To wielowątkowe śledztwo dotyczy m.in. prania pieniędzy w kwocie kilku mln zł - przyjmowania z zagranicy i z Polski m.in. na konta fundacji środków pieniężnych pochodzących z przestępstw celem ukrycia ich źródła.
Te pieniądze – ponad 4 mln zł - pochodziły m.in. z działań na szkodę jednej ze śląskich spółek, z niezasadnych wypłat na rzecz biznesmena. Inny wątek dotyczy powoływania się przez prezes fundacji na wpływy w Ministerstwie Spraw Zagranicznych i podjęcia się pośrednictwa w uzyskaniu zgody na wydanie wizy wjazdowej do Polski dla obywateli jednego z państw Bliskiego Wschodu w zamian za przekazanie pieniędzy na rzecz kierowanej przez nią fundacji. Kolejny wątek, wiążący się z tym pierwszym, to wystawianie przez fundację fikcyjnych faktur VAT na rzecz firmy biznesmena.
Agenci CBA przeszukali mieszkania zatrzymanych, warszawską siedzibę fundacji, biura rachunkowe, siedziby firm powiązanych z zatrzymanymi celem ujawnienia i zabezpieczenia dowodów przestępstwa, a w szczególności telefonów, nośników pamięci, komputerów, faktur VAT, dokumentów dotyczących współpracy z fundacją - umów, faktur, zapisków, notatek, rozliczeń.

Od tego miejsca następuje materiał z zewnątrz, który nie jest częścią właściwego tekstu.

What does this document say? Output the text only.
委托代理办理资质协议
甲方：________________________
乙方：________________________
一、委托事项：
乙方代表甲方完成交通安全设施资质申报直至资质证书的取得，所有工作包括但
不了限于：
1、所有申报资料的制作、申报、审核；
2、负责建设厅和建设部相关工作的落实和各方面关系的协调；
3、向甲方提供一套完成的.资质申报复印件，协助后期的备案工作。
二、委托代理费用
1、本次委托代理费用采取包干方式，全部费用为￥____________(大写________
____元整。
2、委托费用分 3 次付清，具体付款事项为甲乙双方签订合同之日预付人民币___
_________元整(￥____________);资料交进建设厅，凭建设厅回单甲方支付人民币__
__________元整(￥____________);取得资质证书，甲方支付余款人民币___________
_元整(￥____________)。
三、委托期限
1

Zatrzymani usłyszą zarzuty w Prokuraturze Regionalnej w Warszawie. Śledztwo jest toku. CBA będzie analizować zgromadzony materiał dowodowy, a także ten zabezpieczony dziś. Niewykluczone kolejne zatrzymania i kolejne zarzuty.
Śledztwo CBA i prokuratury toczy się od blisko 2 lat, a sama przestępcza działalność datuje się od roku 2015.